那怪鳥爪上力道極大,抓住斧頭就要往外甩,嶽洪武暗道要糟,用力想將斧頭拽回來,卻發現已是不可能。他一手抓着斧柄,一手抓着精鋼鐵鍋接連擋住巨鳥的另一隻巨爪,腳下邁着碎步隨着巨鳥的動作連連晃動身形。
一人一鳥僵持的時間總共不過三四秒鐘,嶽洪武卻感覺有一個世紀那麼漫長。此刻衆人見嶽洪武似乎正與那怪鳥鬥個旗鼓相當,但只有段耿幾人明白,雖然嶽洪武臂力驚人,恐怕也堅持不了多久。

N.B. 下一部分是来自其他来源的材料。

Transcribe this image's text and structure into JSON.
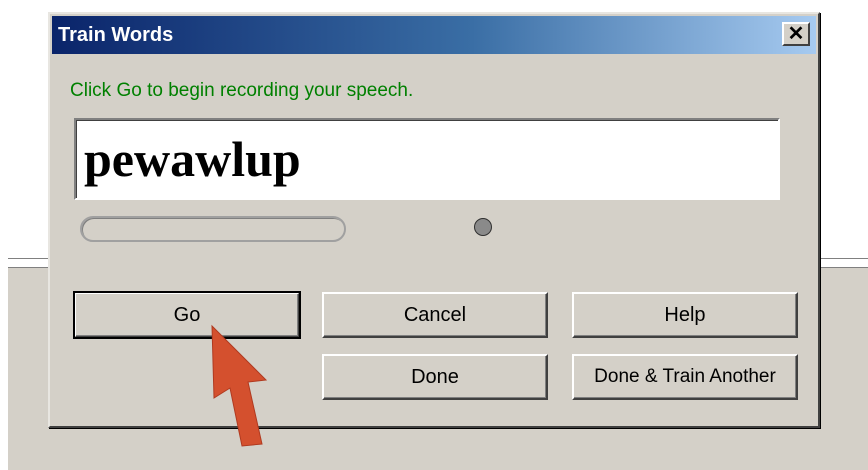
{
  "dialog": {
    "title": "Train Words",
    "close_icon": "close-x-icon",
    "instruction": "Click Go to begin recording your speech.",
    "word": "pewawlup",
    "progress": 0,
    "indicator_color": "#8a8a8a"
  },
  "buttons": {
    "go": "Go",
    "cancel": "Cancel",
    "help": "Help",
    "done": "Done",
    "done_train_another": "Done & Train Another"
  },
  "annotation": {
    "arrow_icon": "red-arrow-pointer",
    "arrow_color": "#d4502e"
  }
}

更糟糕的是,一輪相持之下,嶽洪武手中的斧頭刃上已經被巨鳥利爪抓的坑坑窪窪,已已經完全派不上用場了。
嶽洪武心裡有些慌,口中卻連連大喝,想要將那怪鳥嚇退。但那怪鳥聽到他的喊罵聲卻好似打了雞血一般,撲勢卻更加瘋狂起來,兩隻巨爪立時壓的嶽洪武擡不起頭來。

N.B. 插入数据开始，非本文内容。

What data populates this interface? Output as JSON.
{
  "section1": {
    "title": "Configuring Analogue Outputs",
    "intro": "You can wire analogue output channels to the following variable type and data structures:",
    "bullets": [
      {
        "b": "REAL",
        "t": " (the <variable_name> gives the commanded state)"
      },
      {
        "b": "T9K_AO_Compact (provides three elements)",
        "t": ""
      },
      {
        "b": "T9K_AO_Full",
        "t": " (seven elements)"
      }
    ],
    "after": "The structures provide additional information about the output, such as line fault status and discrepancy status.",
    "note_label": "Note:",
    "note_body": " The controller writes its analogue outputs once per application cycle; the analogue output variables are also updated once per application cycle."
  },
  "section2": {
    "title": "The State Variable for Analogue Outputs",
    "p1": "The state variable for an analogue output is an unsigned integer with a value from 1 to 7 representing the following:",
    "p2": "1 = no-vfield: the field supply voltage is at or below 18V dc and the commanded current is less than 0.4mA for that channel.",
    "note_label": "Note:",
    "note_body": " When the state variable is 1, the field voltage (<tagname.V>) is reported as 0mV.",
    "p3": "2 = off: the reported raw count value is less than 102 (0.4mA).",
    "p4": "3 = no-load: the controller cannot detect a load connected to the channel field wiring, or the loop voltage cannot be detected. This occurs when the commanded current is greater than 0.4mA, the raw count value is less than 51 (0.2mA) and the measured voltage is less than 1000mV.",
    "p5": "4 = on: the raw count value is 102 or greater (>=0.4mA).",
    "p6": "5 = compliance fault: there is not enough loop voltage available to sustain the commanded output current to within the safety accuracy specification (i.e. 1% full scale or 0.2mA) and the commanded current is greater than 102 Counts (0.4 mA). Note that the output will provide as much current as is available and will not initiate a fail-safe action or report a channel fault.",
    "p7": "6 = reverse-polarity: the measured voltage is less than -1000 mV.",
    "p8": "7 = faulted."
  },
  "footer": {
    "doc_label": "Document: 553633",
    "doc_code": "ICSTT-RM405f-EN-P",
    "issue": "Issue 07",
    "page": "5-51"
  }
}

“洪武,快往後退!”忽然耳畔響起楊明宇的聲音,嶽洪武也不敢回頭,只從眼角的餘光瞥見楊明宇向他奔來,手裡還拿了個長棍狀的東西直往那巨鳥捅去。
“看我的!”楊明宇大喝一聲,搶過嶽洪武的身位,一把把他踹到身後,此時楚原看的清楚,楊明宇捅向怪鳥的是一杆魚槍,這種魚槍比消防斧的材質要堅硬的多。
嶽洪武剛纔被楊明宇踹到一邊,還未晃過神來,卻見楊明宇已經在與怪鳥的相持之中顯然已經佔了上風。衆人只見楊明宇手中長槍連連晃動,不時刺出幾個槍花,捅的那巨鳥連聲怪叫,那怪鳥的巨爪接連撲來,但楊明宇身形連閃,長槍不時撥開那攻來的巨爪,那巨鳥接連猛攻,卻是連楊明宇的衣角都沒碰到。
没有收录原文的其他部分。